Okay, I didn’t exactly go toe-to-toe with Earvin (Magic) Johnson on the court, but I did face-off against him at the 2013 Milken Institute Global Conference. Let me explain…
It’s spring in Los Angeles and that can only mean one thing–it’s time for the much anticipated Global Conference. That’s how the Wall Street Journal described the event today–with 3500 people attending 140 sessions spread over 4 days. There are more than 600 speakers ranging from Al Gore to Tony Blair; Rupert Murdoch to Carlos Slim and Magic Johnson to Joe Torre. And the range of topics is just as broad–public policy topics like immigration reform and tax reform; healthcare issues and AIDS improvements to the future of Africa.
This was the tenth year for The Principal at the conference, although it was my first. The range of topics, the quality of the speakers and the encouragement for spirited discussion all serve to make this an eye-opening and educational event. Talk about getting out of your comfort zone!
My panel was on the topic of Global Risk, examining the changing complexities around the world.
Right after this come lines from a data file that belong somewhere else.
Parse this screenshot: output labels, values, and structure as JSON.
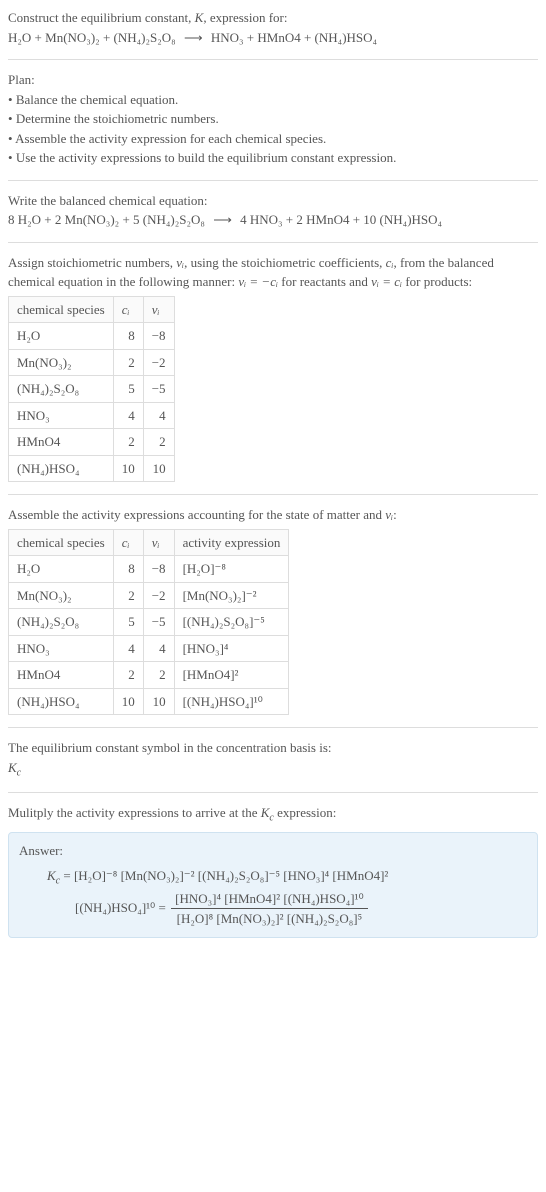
{
  "intro": {
    "line1_prefix": "Construct the equilibrium constant, ",
    "line1_k": "K",
    "line1_suffix": ", expression for:",
    "equation_lhs": "H₂O + Mn(NO₃)₂ + (NH₄)₂S₂O₈",
    "arrow": "⟶",
    "equation_rhs": "HNO₃ + HMnO4 + (NH₄)HSO₄"
  },
  "plan": {
    "heading": "Plan:",
    "items": [
      "Balance the chemical equation.",
      "Determine the stoichiometric numbers.",
      "Assemble the activity expression for each chemical species.",
      "Use the activity expressions to build the equilibrium constant expression."
    ]
  },
  "balanced": {
    "heading": "Write the balanced chemical equation:",
    "equation_lhs": "8 H₂O + 2 Mn(NO₃)₂ + 5 (NH₄)₂S₂O₈",
    "arrow": "⟶",
    "equation_rhs": "4 HNO₃ + 2 HMnO4 + 10 (NH₄)HSO₄"
  },
  "assign": {
    "line1_a": "Assign stoichiometric numbers, ",
    "line1_nu": "νᵢ",
    "line1_b": ", using the stoichiometric coefficients, ",
    "line1_c": "cᵢ",
    "line1_d": ", from the balanced chemical equation in the following manner: ",
    "line1_eq": "νᵢ = −cᵢ",
    "line1_e": " for reactants and ",
    "line1_eq2": "νᵢ = cᵢ",
    "line1_f": " for products:",
    "cols": {
      "species": "chemical species",
      "ci": "cᵢ",
      "nui": "νᵢ"
    },
    "rows": [
      {
        "species": "H₂O",
        "ci": "8",
        "nui": "−8"
      },
      {
        "species": "Mn(NO₃)₂",
        "ci": "2",
        "nui": "−2"
      },
      {
        "species": "(NH₄)₂S₂O₈",
        "ci": "5",
        "nui": "−5"
      },
      {
        "species": "HNO₃",
        "ci": "4",
        "nui": "4"
      },
      {
        "species": "HMnO4",
        "ci": "2",
        "nui": "2"
      },
      {
        "species": "(NH₄)HSO₄",
        "ci": "10",
        "nui": "10"
      }
    ]
  },
  "activity": {
    "heading_a": "Assemble the activity expressions accounting for the state of matter and ",
    "heading_nu": "νᵢ",
    "heading_b": ":",
    "cols": {
      "species": "chemical species",
      "ci": "cᵢ",
      "nui": "νᵢ",
      "act": "activity expression"
    },
    "rows": [
      {
        "species": "H₂O",
        "ci": "8",
        "nui": "−8",
        "act": "[H₂O]⁻⁸"
      },
      {
        "species": "Mn(NO₃)₂",
        "ci": "2",
        "nui": "−2",
        "act": "[Mn(NO₃)₂]⁻²"
      },
      {
        "species": "(NH₄)₂S₂O₈",
        "ci": "5",
        "nui": "−5",
        "act": "[(NH₄)₂S₂O₈]⁻⁵"
      },
      {
        "species": "HNO₃",
        "ci": "4",
        "nui": "4",
        "act": "[HNO₃]⁴"
      },
      {
        "species": "HMnO4",
        "ci": "2",
        "nui": "2",
        "act": "[HMnO4]²"
      },
      {
        "species": "(NH₄)HSO₄",
        "ci": "10",
        "nui": "10",
        "act": "[(NH₄)HSO₄]¹⁰"
      }
    ]
  },
  "symbol": {
    "heading": "The equilibrium constant symbol in the concentration basis is:",
    "kc": "K_c"
  },
  "multiply": {
    "heading_a": "Mulitply the activity expressions to arrive at the ",
    "heading_k": "K_c",
    "heading_b": " expression:"
  },
  "answer": {
    "label": "Answer:",
    "line1": "K_c = [H₂O]⁻⁸ [Mn(NO₃)₂]⁻² [(NH₄)₂S₂O₈]⁻⁵ [HNO₃]⁴ [HMnO4]²",
    "line2_left": "[(NH₄)HSO₄]¹⁰ = ",
    "frac_num": "[HNO₃]⁴ [HMnO4]² [(NH₄)HSO₄]¹⁰",
    "frac_den": "[H₂O]⁸ [Mn(NO₃)₂]² [(NH₄)₂S₂O₈]⁵"
  }
}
Joining me were Wesley Clark, retired General and former Supreme Allied Commander, NATO; Jane Harman, former Congresswoman; Mathew Burrows from the National Intelligence Center; and Joel Kurtzman from the Milken Institute. The headline coming out of our session could be “the world is a scary place.” It’s true that the world is changing swiftly and sometimes unpredictably. Remember the Arab Spring? Today in places like Syria, it is the Arab nightmare. Egypt, once a ray of hope, is now a combustible mix of anger, violence and dashed optimism. A financial tourniquet has halted the hemorrhaging in Greece, but Britain has a mind to leave the European Union. At the same time, Russia continues its retreat from the West, and an array of rocks in the ocean is inflaming historic enmities between China and Japan. Then there is Africa. As it gains speed economically after years of stagnation, new rebel and terrorist movements arise. What’s a business leader, investor, or concerned global investor to make of all this? Our panel discussed whether the world’s trouble spots will fester or get fixed, and what that means to the rest of us.
To hear “the rest of the story” as Paul Harvey used to say, take a look at the Global Risk panel video for highlights, and go deeper into our presence at the Global Conference.
Oh yeah, back to Magic Johnson. The conference runs on multiple tracks. Our panel on Global Risk happened to be at the same time as Magic recounted 20 years of his winning battle against AIDS. From reading reports on Twitter, it appears Magic slam dunked it. I’m just happy to report that our topic also nearly filled a ballroom. Hopefully, like Magic’s story, we helped inspire solutions to managing the ever-growing risks on a global scale.